La Corte EDU su un caso di neutral gender e obblighi positivi dello Stato (CEDU, sez. V, sent. 31 gennaio 2023, ric. n. 76888/17)

La causa riguarda il rifiuto delle autorità nazionali di sostituire la menzione “sesso maschile” con le parole “neutro” o “intersessuale” dal certificato di nascita del ricorrente, il quale ha dichiarato di appartenere a quella categoria di persone che presentano caratteristiche sessuali (genitali, gonadiche o cromosomiche) che non si adattano alle tipiche definizioni binarie maschile o femminile. Sulla base della documentazione esibita si evince che il ricorrente è persona con manifeste diversità dello sviluppo sessuale, tali da determinare una certa ambiguità sessuale. Egli ha perciò lamentato la violazione dell’art. 8 CEDU, poiché il suo incontestato stato di intersessualità sia biologico che psicologico rientra nell’ambito della sfera della sua vita privata e ha sostenuto che il rifiuto opposto dalle autorità nazionali non trova alcun fondamento giuridico. Per la Corte di Strasburgo l’identità personale e sessuale rientra nel diritto al rispetto della privacy e la nozione di autonomia personale incarna a pieno le garanzie dell’articolo 8 della Convenzione. Ciò premesso, nel caso di specie, essa ha valutato se, respingendo la richiesta del ricorrente, lo Stato convenuto abbia o meno disatteso il proprio obbligo positivo di garantire al ricorrente un effettivo rispetto della sua vita privata e se abbia debitamente soppesato l’interesse generale rispetto agli interessi del ricorrente.
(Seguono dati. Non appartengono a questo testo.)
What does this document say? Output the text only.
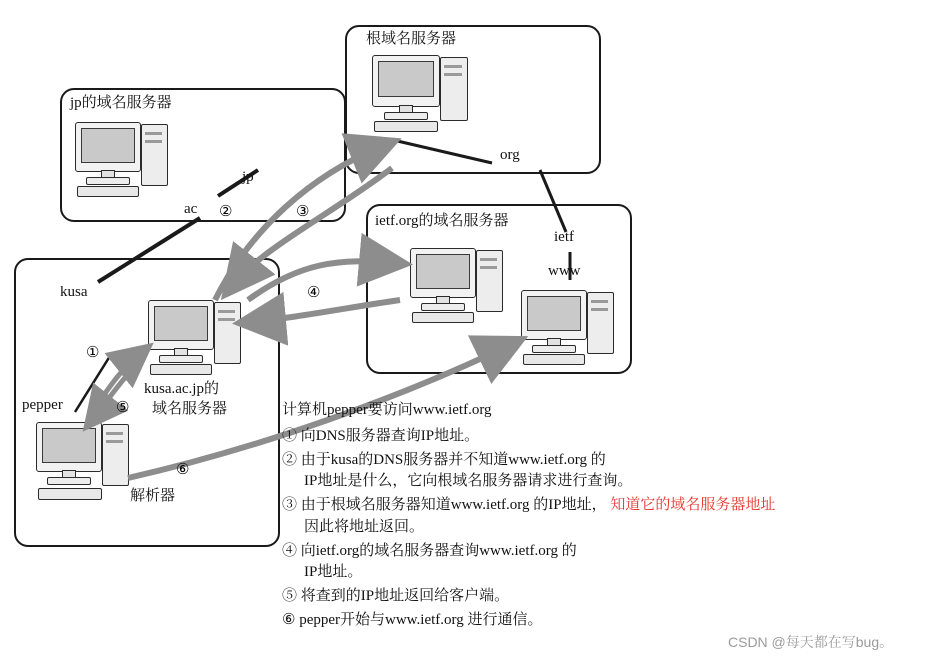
根域名服务器
jp的域名服务器
ietf.org的域名服务器
jp
ac
org
ietf
www
kusa
pepper
kusa.ac.jp的
域名服务器
解析器
②	③
④
①
⑤
⑥
计算机pepper要访问www.ietf.org
① 向DNS服务器查询IP地址。
② 由于kusa的DNS服务器并不知道www.ietf.org 的
IP地址是什么，它向根域名服务器请求进行查询。
③ 由于根域名服务器知道www.ietf.org 的IP地址， 知道它的域名服务器地址
因此将地址返回。
④ 向ietf.org的域名服务器查询www.ietf.org 的
IP地址。
⑤ 将查到的IP地址返回给客户端。
⑥ pepper开始与www.ietf.org 进行通信。
CSDN @每天都在写bug。
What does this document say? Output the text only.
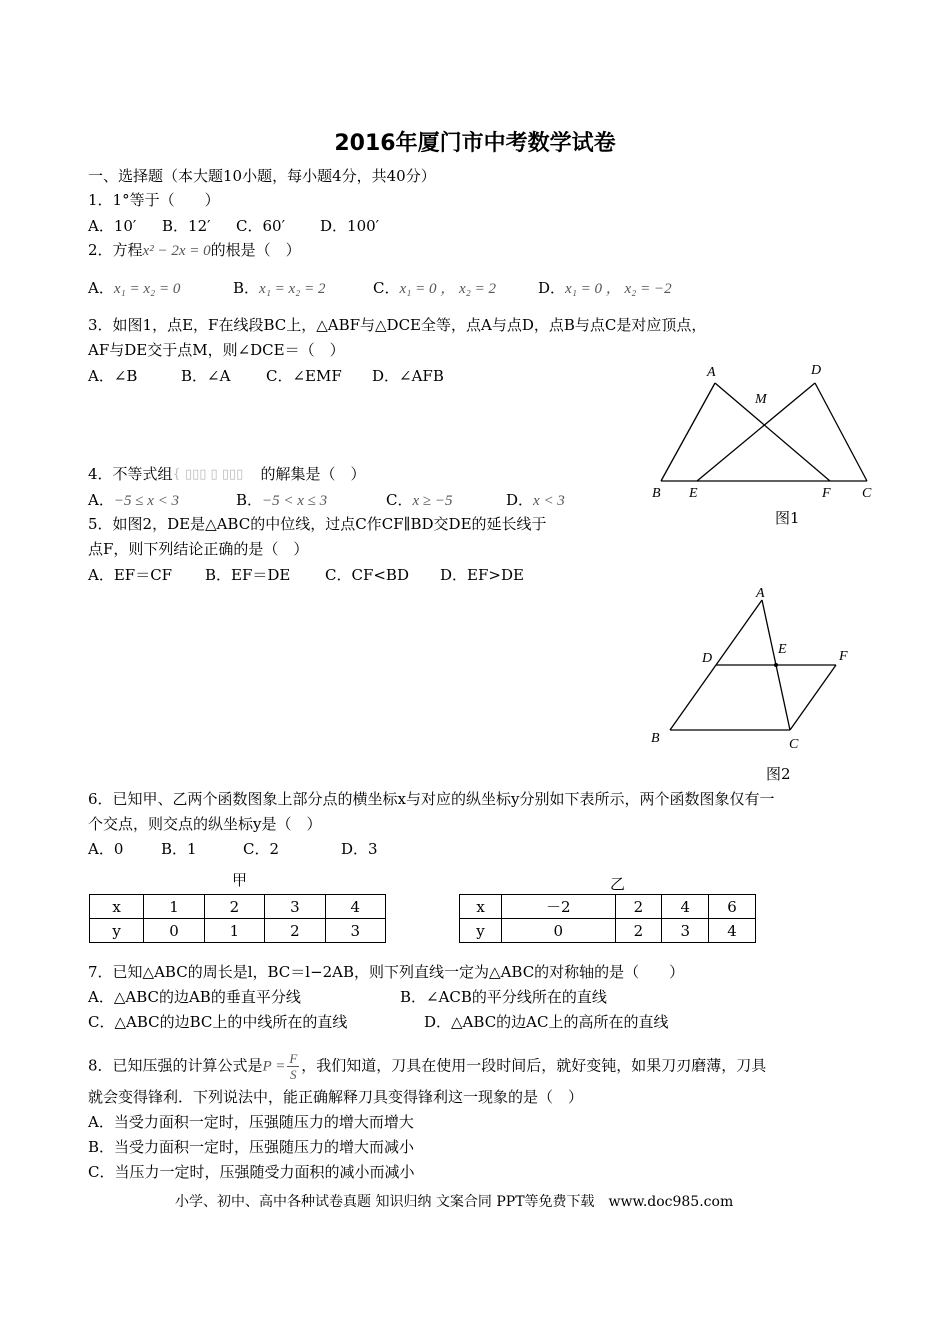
2016年厦门市中考数学试卷
一、选择题（本大题10小题，每小题4分，共40分）
1．1°等于（　　）
A．10′ B．12′ C．60′ D．100′
2．方程x² − 2x = 0的根是（　）
A．x₁ = x₂ = 0	B．x₁ = x₂ = 2	C．x₁ = 0 ， x₂ = 2	D．x₁ = 0 ， x₂ = −2
3．如图1，点E，F在线段BC上，△ABF与△DCE全等，点A与点D，点B与点C是对应顶点，
AF与DE交于点M，则∠DCE＝（　）
A．∠B	B．∠A C．∠EMF D．∠AFB	A	D
M
B E	F C
图1
4．不等式组{ ▯▯▯ ▯ ▯▯▯ 的解集是（　）
A．−5 ≤ x < 3	B．−5 < x ≤ 3	C．x ≥ −5	D．x < 3
5．如图2，DE是△ABC的中位线，过点C作CF∥BD交DE的延长线于
点F，则下列结论正确的是（　）
A．EF＝CF B．EF＝DE C．CF<BD D．EF>DE
A
D
E	F
B	C
图2
6．已知甲、乙两个函数图象上部分点的横坐标x与对应的纵坐标y分别如下表所示，两个函数图象仅有一
个交点，则交点的纵坐标y是（　）
A．0	B．1	C．2	D．3
甲
x	1	2	3	4
y	0	1	2	3
乙
x	－2	2	4	6
y	0	2	3	4
7．已知△ABC的周长是l，BC＝l−2AB，则下列直线一定为△ABC的对称轴的是（　　）
A．△ABC的边AB的垂直平分线	B．∠ACB的平分线所在的直线
C．△ABC的边BC上的中线所在的直线	D．△ABC的边AC上的高所在的直线
8．已知压强的计算公式是$P = \frac{F}{S}$ ，我们知道，刀具在使用一段时间后，就好变钝，如果刀刃磨薄，刀具
就会变得锋利．下列说法中，能正确解释刀具变得锋利这一现象的是（　）
A．当受力面积一定时，压强随压力的增大而增大
B．当受力面积一定时，压强随压力的增大而减小
C．当压力一定时，压强随受力面积的减小而减小
小学、初中、高中各种试卷真题 知识归纳 文案合同 PPT等免费下载　www.doc985.com
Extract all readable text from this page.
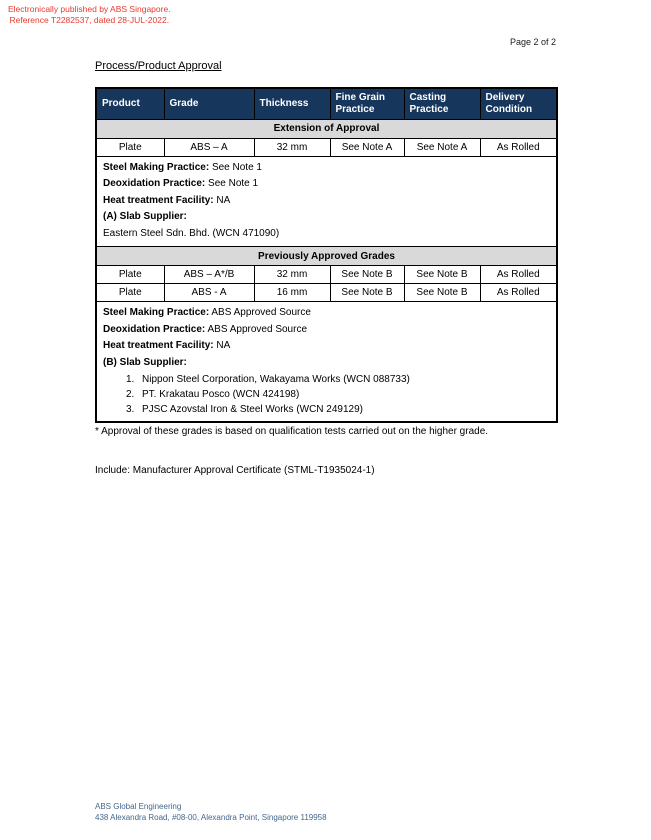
Electronically published by ABS Singapore.
Reference T2282537, dated 28-JUL-2022.
Page 2 of 2
Process/Product Approval
Product	Grade	Thickness	Fine Grain Practice	Casting Practice	Delivery Condition
Extension of Approval					
Plate	ABS – A	32 mm	See Note A	See Note A	As Rolled

Steel Making Practice: See Note 1
Deoxidation Practice: See Note 1
Heat treatment Facility: NA
(A) Slab Supplier:
Eastern Steel Sdn. Bhd. (WCN 471090)					

Previously Approved Grades					
Plate	ABS – A*/B	32 mm	See Note B	See Note B	As Rolled
Plate	ABS - A	16 mm	See Note B	See Note B	As Rolled

Steel Making Practice: ABS Approved Source
Deoxidation Practice: ABS Approved Source
Heat treatment Facility: NA
(B) Slab Supplier:
1. Nippon Steel Corporation, Wakayama Works (WCN 088733)
2. PT. Krakatau Posco (WCN 424198)
3. PJSC Azovstal Iron & Steel Works (WCN 249129)
* Approval of these grades is based on qualification tests carried out on the higher grade.
Include: Manufacturer Approval Certificate (STML-T1935024-1)
ABS Global Engineering
438 Alexandra Road, #08-00, Alexandra Point, Singapore 119958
Di conseguenza, i giudici di Strasburgo hanno rilevato che le ragioni dedotte dalle autorità nazionali, fondate essenzialmente sul rispetto del principio di indisponibilità dello stato personale e sulla necessità di preservare la coerenza e la sicurezza degli atti di stato civile nonché quello sociale del sistema francese, sono rilevanti. E che il riconoscimento da parte del giudice di una “identità di sesso neutro” avrebbe profonde ripercussioni sulle norme del diritto francese costruite sulla base del binarismo dei sessi e comporterebbe numerose modifiche legislative di coordinamento che richiedono l’intervento del Legislatore nazionale. A fortiori, ha osservato la Corte, in assenza di un consenso europeo in materia, deve essere lasciato allo Stato convenuto determinare in che misura sia opportuno rispondere alle richieste delle persone intersessuali e, in ragione di ciò, non ha riscontrato la violazione dell’articolo 8 della Convenzione.